Formation of carboxy- and amide-terminated alkyl monolayers on Silicon(111) investigated by ATR-FTIR, XPS, and X-ray scattering: construction of photoswitchable surfaces.

We have prepared high-quality, densely packed, self-assembled monolayers (SAMs) of carboxy-terminated alkyl chains on Si(111). The samples were made by thermal grafting of methyl undec-10-enoate under an inert atmosphere and subsequent cleavage of the ester functionality to disclose the carboxylic acid end-group. X-ray photoelectron spectroscopy (XPS) and grazing incidence X-ray diffraction (GIXD) indicate a surface coverage of about 50% of the initially H-terminated sites.
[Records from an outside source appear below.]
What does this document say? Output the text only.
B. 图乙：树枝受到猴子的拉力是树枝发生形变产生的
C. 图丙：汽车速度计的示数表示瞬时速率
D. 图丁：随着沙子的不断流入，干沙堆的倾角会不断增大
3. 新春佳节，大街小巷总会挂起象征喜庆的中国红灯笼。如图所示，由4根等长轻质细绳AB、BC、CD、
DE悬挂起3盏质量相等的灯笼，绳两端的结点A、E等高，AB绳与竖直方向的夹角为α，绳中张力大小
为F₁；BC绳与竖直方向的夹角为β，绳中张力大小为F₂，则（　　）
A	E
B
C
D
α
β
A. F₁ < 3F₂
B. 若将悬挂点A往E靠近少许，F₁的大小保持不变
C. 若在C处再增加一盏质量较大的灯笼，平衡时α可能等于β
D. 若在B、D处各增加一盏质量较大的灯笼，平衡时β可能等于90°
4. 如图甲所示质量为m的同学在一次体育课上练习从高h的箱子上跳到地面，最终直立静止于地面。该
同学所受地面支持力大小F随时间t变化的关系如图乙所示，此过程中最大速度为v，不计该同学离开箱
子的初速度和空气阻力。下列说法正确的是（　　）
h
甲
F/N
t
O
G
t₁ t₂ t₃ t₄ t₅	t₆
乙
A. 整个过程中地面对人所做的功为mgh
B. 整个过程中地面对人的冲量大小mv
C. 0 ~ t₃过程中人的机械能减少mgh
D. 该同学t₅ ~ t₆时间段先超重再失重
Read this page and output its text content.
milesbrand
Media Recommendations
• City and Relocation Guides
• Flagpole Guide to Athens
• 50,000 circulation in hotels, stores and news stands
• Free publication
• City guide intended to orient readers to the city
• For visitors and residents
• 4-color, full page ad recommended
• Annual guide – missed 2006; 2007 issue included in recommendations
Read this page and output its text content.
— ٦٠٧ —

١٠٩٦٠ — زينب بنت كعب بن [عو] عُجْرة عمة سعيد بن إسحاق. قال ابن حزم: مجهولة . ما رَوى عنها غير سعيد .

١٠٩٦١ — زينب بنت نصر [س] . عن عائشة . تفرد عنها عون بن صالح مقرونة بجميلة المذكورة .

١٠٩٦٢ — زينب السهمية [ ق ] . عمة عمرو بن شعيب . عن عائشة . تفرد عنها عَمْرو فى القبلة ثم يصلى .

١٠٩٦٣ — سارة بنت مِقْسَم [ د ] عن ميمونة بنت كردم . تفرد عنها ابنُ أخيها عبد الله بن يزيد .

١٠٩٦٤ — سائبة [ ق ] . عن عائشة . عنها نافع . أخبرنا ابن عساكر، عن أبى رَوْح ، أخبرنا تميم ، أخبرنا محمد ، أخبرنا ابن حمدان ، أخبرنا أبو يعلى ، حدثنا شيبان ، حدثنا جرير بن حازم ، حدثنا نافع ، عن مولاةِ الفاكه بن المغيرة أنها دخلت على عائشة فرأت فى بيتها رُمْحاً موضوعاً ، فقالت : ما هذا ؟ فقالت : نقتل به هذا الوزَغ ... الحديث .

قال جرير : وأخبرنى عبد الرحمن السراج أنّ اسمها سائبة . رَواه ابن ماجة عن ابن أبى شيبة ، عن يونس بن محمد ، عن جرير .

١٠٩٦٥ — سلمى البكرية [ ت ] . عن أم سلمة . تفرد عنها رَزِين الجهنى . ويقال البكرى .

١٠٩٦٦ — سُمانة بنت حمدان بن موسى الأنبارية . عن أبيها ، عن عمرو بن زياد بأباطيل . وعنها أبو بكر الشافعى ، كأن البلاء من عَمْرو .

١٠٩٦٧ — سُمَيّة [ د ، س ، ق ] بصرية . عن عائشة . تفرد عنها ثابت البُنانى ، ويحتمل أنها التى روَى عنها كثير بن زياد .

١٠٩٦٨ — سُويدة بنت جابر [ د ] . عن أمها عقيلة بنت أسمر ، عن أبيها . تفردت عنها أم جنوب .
In agreement, GIXD implies a rectangular unit mesh of 6.65 and 7.68 Å side lengths, containing two molecules in a regular zigzag-like substitution pattern for the ester- and carboxy-terminated monolayer. Hydrolysis of the remaining H-Si(111) bonds at the surface furnished HO-Si(111) groups according to XPS and attenuated total reflection Fourier-transform infrared spectroscopy (ATR-FTIR) studies. The amide-terminated alkyl SAM on Si(111) assembled in a 2-(6-chloro-1H-benzotriazol-1-yl)-1,1,3,3-tetramethyluronium hexafluorophosphate (HCTU)-mediated one-pot coupling reaction under an inert atmosphere, whereby the active ester forms in situ prior to the reaction with an amino-functionalized photoswitchable fulgimide. ATR-FTIR and XPS studies of the fulgimide samples revealed closely covered amide-terminated SAMs. Reversible photoswitching of the headgroup was read out by applying XPS, ATR-FTIR, and difference absorption spectra in the mid-IR. In XPS, we observed a reversible breathing of the amide/imide C1s and N1s signals of the fulgimide. The results demonstrate the general suitability of HCTU as a reagent for amide couplings to carboxy-terminated alkyl SAMs and the on-chip functionalization toward photoswitchable Si(111) surfaces.